Investigations are already underway and Nally said their findings would be critical for the country's building industry to prevent similar tragedies in the future.
Hospital appeal and health warning
The Asthma and Respiratory Foundation said the fire could pose a health risk for those in surrounding areas.
Smoke is reported to have been thick in the air of nearby suburbs.
Foundation chief executive Letitia Harding said nearby residents needed to ensure they protected their respiratory health.
People should stay indoors if possible, and keep doors and windows closed until the smoke cleared.
Those out in the Wellington CBD should wear masks.
Meanwhile, non-urgent patients have been asked to stay away from Wellington Hospital today.
There is limited access to the hospital due to road closures related to the fire.
Te Whatu Ora said patients who have non-urgent and safely-deferrable appointments are being rescheduled.
People are asked not to call about appointments as they will be contacted if their appointment is affected.
Te Whatu Ora says anyone who requires urgent or emergency care will receive it.
Impact on traffic
The tragedy is also affecting traffic flows in the city.
Waka Kotahi is warning people heading to the airport and Wellington Hospital to expect delays on State Highway 1.
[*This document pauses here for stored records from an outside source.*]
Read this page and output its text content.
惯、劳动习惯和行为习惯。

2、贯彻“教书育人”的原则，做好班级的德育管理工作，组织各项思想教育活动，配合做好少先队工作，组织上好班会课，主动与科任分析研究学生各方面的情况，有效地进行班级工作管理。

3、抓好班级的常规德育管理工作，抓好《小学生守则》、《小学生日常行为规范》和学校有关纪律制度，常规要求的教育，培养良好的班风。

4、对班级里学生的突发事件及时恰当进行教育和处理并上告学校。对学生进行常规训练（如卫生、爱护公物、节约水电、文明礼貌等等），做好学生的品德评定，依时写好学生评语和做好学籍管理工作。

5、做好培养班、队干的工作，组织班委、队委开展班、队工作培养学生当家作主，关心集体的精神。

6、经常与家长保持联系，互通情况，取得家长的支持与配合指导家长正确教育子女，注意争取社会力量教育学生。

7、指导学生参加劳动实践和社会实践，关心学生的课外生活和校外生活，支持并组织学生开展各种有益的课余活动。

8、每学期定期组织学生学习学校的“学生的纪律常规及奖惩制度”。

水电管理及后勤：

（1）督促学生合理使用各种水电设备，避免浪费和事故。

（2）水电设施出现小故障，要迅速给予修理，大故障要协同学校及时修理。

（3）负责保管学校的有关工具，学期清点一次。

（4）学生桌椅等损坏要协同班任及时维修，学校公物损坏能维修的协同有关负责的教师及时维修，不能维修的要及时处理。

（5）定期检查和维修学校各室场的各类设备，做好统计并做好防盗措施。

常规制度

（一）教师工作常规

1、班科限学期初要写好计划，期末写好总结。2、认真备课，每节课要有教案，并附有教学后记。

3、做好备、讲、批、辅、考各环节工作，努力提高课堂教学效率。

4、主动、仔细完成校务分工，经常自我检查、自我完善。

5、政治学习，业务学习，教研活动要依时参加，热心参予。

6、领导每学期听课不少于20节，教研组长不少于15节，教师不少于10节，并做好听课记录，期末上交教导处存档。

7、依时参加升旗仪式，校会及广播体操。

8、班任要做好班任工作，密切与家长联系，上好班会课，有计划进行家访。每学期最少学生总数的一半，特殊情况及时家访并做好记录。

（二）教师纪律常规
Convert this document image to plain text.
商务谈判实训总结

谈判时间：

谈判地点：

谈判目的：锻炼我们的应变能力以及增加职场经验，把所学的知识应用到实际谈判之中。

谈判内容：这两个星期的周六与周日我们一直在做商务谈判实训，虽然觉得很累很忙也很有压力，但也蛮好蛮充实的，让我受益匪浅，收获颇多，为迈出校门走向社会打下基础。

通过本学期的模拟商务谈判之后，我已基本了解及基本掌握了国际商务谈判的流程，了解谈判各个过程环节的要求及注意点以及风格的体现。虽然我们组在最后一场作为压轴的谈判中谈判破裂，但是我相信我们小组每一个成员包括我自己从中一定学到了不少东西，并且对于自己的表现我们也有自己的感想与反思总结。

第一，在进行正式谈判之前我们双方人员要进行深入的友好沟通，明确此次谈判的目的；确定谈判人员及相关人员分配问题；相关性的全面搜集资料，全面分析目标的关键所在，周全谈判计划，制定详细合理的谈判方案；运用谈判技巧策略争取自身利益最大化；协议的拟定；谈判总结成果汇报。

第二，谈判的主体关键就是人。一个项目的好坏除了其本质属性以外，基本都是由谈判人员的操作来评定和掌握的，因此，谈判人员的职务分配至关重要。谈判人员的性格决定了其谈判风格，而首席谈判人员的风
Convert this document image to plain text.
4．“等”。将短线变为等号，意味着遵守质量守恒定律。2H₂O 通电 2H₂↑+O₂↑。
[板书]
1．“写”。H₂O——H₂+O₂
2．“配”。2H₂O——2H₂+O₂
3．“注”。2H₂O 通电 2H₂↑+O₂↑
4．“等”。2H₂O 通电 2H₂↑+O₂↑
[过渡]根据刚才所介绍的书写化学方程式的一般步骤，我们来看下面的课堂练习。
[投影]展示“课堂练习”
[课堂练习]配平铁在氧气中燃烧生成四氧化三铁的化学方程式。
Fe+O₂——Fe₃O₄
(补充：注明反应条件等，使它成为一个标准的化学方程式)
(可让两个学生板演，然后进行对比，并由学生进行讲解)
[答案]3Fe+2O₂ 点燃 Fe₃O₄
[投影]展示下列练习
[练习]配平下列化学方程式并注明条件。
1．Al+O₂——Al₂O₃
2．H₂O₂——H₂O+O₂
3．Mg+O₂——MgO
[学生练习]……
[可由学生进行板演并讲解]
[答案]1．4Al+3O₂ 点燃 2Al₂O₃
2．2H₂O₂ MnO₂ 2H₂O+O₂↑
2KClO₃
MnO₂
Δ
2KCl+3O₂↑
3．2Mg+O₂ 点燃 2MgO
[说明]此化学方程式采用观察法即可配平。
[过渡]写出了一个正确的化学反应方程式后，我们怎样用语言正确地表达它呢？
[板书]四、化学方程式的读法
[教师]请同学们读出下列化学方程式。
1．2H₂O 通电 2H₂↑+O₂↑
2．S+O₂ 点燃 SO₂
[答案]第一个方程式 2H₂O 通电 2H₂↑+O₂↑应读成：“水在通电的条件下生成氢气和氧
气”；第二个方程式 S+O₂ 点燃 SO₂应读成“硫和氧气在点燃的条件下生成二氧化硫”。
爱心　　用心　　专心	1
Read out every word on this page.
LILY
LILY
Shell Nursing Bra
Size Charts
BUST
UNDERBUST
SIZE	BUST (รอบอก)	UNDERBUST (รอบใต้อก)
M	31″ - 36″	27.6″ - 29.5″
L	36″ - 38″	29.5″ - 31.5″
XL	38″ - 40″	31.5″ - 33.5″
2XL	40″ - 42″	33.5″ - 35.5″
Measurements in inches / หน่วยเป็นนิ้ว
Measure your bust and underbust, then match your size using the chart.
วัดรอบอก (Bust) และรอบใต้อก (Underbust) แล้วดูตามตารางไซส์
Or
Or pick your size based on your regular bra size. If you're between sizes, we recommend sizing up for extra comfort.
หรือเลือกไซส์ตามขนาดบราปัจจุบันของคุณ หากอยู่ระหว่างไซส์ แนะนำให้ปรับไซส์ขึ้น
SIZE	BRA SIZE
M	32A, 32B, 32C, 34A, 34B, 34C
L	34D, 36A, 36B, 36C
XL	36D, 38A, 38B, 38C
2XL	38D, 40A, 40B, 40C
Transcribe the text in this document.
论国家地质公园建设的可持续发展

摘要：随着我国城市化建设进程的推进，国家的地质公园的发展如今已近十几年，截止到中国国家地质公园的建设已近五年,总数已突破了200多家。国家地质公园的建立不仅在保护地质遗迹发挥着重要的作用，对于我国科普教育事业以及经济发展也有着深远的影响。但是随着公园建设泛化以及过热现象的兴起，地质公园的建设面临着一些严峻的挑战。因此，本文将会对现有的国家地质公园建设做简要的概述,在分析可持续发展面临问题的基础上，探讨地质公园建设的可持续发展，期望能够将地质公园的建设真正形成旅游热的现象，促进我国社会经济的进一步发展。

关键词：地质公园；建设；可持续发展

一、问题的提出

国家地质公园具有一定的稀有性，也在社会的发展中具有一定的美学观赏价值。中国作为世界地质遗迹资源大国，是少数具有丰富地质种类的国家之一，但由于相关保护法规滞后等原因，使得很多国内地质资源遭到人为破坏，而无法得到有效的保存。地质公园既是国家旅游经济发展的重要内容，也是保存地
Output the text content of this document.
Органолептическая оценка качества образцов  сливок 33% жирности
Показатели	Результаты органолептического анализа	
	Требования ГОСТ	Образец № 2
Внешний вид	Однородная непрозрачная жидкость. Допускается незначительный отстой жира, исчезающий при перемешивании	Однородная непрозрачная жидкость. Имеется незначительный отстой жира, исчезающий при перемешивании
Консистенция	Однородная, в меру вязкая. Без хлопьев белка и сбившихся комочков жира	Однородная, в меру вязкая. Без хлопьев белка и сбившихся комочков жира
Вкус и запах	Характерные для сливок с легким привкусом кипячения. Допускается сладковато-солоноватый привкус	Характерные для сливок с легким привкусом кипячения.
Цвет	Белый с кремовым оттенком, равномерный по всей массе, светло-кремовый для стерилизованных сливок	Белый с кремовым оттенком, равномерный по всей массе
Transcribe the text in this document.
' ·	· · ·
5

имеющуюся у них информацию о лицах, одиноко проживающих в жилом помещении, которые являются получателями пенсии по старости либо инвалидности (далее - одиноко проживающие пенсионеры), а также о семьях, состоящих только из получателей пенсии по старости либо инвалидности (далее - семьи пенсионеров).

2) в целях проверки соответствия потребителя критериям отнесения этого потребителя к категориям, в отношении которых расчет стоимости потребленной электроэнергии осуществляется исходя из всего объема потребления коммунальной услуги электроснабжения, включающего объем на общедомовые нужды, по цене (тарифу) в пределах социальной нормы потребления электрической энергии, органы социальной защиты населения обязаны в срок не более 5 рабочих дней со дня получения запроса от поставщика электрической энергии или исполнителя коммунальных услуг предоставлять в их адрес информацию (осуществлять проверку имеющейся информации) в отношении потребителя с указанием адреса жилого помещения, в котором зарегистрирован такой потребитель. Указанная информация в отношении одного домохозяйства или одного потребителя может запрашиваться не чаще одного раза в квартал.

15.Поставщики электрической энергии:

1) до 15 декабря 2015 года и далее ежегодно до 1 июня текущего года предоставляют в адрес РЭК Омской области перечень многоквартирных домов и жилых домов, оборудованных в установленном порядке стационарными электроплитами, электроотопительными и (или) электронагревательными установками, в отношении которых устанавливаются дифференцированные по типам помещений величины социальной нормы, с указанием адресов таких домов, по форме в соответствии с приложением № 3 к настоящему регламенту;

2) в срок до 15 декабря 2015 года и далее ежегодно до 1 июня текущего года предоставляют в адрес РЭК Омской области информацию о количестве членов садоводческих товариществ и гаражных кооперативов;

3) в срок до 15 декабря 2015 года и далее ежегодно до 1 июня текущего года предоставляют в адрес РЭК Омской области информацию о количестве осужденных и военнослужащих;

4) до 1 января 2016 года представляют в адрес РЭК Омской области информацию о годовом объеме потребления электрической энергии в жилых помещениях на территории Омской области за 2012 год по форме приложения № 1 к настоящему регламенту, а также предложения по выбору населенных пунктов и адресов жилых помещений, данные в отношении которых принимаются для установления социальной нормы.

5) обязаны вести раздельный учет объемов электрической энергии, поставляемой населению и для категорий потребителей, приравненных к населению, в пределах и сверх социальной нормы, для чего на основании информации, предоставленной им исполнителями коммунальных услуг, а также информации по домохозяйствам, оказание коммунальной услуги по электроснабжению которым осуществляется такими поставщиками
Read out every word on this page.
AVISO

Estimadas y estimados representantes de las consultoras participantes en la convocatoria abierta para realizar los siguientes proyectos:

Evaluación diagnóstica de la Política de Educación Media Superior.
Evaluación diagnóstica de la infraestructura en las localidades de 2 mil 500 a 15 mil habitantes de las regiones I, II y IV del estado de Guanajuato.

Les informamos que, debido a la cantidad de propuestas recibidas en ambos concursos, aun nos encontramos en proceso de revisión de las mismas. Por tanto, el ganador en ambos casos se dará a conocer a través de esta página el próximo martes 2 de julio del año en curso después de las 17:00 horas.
Adelaide Road is closed while emergency services continue to respond to the fire.
The transport agency said traffic flows in the CBD have been impacted during morning rush hour and will likely be affected again later this afternoon.
The Mt Victoria tunnel is serving as a detour route for people travelling to the south coast. Because of this, a maintenance closure planned for the tunnel tonight has been deferred.